A visual model is provided that shows the relationship of each dimension to one another. The dimension of Judgment is the centre of the model, with the other dimensions surrounding it. Bi-directional arrows on the model indicate that Judgment interacts with each individual element in leadership character.

Model of the 11 dimensions of leadership character (
11 dimensions of leadership character (

The bulk of the book describes each individual dimension and the sub-elements that compose it. Examples of leaders in government, industry, and academia are provided to demonstrate each dimension and element in action. The book also describes interrelationships between dimensions, and impacts of leadership dimensions in absence of others.

After describing each dimension, a several self-assessment questions are provided that the can be used to evaluate one’s competence in each dimension. Those that want to develop the dimension further can use the included references and links to other material, such as books, articles, and online videos, to better understand and improve their performance within the dimension.

Key Takeaways

The model of leadership character and the details of leadership dimensions are useful in several manners:

Evaluating Qualities of a Leader

During individual goal-setting or performance reviews, the dimensions in the book can be used as a framework for evaluating developmental opportunities for team members. Assigning projects and participating in educational courses with clear links to specific dimensions are some methods available for team members to improve in those areas.
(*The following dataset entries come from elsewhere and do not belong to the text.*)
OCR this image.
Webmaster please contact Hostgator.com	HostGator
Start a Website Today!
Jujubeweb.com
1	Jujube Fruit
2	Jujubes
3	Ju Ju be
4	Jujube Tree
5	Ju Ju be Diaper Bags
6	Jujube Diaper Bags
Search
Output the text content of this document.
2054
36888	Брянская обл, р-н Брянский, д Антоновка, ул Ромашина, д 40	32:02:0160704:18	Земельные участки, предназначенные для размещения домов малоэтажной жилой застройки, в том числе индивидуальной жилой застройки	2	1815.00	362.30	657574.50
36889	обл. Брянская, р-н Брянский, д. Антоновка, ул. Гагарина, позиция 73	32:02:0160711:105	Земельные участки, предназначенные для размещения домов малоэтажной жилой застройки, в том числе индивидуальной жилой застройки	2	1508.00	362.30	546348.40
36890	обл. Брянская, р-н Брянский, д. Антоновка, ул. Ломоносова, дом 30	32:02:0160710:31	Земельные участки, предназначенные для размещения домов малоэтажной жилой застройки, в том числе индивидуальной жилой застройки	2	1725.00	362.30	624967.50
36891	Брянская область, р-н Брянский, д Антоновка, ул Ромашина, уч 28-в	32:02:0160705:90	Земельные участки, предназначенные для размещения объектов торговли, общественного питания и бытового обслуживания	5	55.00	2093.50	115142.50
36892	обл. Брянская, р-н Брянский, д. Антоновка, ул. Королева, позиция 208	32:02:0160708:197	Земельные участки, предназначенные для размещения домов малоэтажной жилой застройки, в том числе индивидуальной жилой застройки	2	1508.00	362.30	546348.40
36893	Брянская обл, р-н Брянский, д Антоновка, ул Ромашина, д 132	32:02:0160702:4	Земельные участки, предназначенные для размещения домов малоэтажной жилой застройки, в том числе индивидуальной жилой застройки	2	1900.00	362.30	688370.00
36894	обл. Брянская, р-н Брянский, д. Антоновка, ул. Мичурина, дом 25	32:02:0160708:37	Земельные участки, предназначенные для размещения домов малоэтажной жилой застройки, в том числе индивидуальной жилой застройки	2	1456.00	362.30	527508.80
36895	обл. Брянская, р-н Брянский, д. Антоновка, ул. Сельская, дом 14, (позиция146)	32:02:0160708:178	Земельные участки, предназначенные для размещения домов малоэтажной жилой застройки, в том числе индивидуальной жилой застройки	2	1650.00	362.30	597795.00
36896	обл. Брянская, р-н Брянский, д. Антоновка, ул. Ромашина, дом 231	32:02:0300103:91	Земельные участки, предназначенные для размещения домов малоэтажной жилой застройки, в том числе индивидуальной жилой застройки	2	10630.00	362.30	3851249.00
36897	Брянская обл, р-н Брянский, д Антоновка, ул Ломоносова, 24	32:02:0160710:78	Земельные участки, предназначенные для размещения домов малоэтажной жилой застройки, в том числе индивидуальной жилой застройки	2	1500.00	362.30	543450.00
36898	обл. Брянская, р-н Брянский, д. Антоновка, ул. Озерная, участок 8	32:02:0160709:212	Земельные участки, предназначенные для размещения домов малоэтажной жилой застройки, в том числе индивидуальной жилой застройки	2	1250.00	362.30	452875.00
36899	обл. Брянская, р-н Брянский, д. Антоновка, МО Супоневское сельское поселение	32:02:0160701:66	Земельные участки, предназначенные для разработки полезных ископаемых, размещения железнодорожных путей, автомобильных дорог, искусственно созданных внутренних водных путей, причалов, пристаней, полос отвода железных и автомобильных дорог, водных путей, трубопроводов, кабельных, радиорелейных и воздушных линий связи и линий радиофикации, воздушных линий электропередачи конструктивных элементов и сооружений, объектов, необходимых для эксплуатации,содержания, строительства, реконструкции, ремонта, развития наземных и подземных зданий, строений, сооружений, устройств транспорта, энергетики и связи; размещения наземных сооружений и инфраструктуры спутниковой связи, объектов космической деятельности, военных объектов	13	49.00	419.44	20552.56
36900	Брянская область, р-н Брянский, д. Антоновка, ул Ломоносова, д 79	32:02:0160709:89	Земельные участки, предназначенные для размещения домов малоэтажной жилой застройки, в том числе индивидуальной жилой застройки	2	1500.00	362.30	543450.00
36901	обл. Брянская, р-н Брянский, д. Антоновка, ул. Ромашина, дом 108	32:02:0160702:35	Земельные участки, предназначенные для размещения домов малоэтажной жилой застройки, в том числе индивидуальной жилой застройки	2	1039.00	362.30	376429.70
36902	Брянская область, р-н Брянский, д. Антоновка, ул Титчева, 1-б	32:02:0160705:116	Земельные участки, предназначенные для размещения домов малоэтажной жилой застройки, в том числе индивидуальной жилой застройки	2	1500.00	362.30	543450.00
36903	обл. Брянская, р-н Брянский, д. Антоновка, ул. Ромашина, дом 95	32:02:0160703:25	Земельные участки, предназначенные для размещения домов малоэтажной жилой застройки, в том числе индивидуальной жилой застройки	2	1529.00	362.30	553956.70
Forming a Balanced Leadership Group

It is unlikely that all members of a leadership group will excel at every dimension. Each individual will demonstrate leadership aptitude in different domains. Use this book to assess dimensions that are underrepresented and build a balanced leadership team by bringing on new leaders, or developing current leaders, in those attributes

Identifying Crucial Dimensions Within the Organization

Based on strategic plan for the organization or the business environment, some leadership dimensions have higher relevance and importance. These are the dimensions that every member of the organization must be competent in for the group to succeed. Demonstrating common leadership dimensions at the senior level of the organization sets the tone of the organization. Junior members looking up to their leaders start emulating that behaviour, embedding it within each action taken.